Qui suis-je ?
Je suis la Sexcretary.
Cet alter ego ne s’est pas imposé comme un rôle. Je l’ai reconnu dans la manière dont les échanges prenaient une autre profondeur dès qu’un cadre clair était posé.
Je suis attentive à ce qui se dit, et à ce qui ne se dit pas. À ce qui rassure, à ce qui retient, à ce qui appelle le lâcher-prise lorsque la confiance est là.

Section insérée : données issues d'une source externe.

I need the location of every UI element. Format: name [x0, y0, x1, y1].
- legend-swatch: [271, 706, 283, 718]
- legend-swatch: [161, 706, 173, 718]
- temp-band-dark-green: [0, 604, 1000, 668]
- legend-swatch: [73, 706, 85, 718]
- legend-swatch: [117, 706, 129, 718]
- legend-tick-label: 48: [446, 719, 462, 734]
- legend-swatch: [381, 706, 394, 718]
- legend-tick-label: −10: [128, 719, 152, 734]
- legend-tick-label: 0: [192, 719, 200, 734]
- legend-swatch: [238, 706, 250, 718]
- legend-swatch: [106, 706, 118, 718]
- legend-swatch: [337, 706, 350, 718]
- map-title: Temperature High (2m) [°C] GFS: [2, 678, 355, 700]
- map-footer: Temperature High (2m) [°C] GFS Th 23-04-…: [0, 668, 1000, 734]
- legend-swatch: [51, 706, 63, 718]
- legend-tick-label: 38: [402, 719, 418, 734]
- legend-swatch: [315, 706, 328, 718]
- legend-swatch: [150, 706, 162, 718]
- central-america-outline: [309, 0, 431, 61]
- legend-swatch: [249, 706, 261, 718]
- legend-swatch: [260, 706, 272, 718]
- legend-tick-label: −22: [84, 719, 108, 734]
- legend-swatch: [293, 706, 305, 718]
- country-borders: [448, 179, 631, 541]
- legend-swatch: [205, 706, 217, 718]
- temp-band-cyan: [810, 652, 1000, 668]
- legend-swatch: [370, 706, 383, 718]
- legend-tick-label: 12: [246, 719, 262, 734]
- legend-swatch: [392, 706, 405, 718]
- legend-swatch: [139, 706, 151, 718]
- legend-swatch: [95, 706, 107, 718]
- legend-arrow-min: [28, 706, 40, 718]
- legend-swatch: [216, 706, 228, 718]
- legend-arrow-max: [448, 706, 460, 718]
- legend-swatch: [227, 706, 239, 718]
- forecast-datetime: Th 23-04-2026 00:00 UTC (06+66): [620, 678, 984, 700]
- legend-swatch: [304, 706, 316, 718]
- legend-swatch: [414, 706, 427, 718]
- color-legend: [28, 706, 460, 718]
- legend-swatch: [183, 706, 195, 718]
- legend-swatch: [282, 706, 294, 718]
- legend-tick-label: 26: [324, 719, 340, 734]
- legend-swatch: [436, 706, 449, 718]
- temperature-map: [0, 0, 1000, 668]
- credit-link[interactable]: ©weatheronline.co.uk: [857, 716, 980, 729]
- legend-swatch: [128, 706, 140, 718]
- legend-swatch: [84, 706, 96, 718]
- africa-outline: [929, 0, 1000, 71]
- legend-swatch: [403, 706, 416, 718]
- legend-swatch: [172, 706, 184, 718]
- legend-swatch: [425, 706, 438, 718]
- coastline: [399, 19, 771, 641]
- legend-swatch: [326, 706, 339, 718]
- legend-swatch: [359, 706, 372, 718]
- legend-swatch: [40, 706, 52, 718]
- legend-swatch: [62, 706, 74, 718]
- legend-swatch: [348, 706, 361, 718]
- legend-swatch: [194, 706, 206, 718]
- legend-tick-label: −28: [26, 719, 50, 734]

Mon univers subtil et cérébral se construit dans les détails :
l’élégance, le savoir vivre, un goût marqué pour les chaussures, pour les lignes qu’elles dessinent, pour ce qu’elles suggèrent. Les nylons y trouvent naturellement leur place, discrets, mais jamais anodins.
Une part plus libre s’exprime à travers la voix, les mots, les échanges. Le téléphone, les formats audio, les récits deviennent alors d’autres terrains d’exploration.
Ma domination ne s’impose pas par la force. Elle repose sur l’observation, la constance, et une maîtrise attentive. Quand ces éléments sont en place, rien n’est à forcer.
Ici, le cadre précède toujours l’envie.
Ma conception du BDSM
Pour moi, le BDSM n’est ni une performance, ni un défouloir.
C’est un langage. Une forme d’expression, parfois non verbale, toujours codifiée.
Un art de vivre.
Un jeu entre adultes pleinement consentants et éclairés, qui exige confiance, sécurité, responsabilité et respect de l’autre.
Le cadre et les règles ne sont pas une contrainte. Ils sont ce qui rend l’exploration possible, juste et maîtrisée. Sans cadre, il n’y a que de la confusion. Avec lui, il y a de la liberté.
Cette approche demande du temps, de l’écoute et une maturité réelle.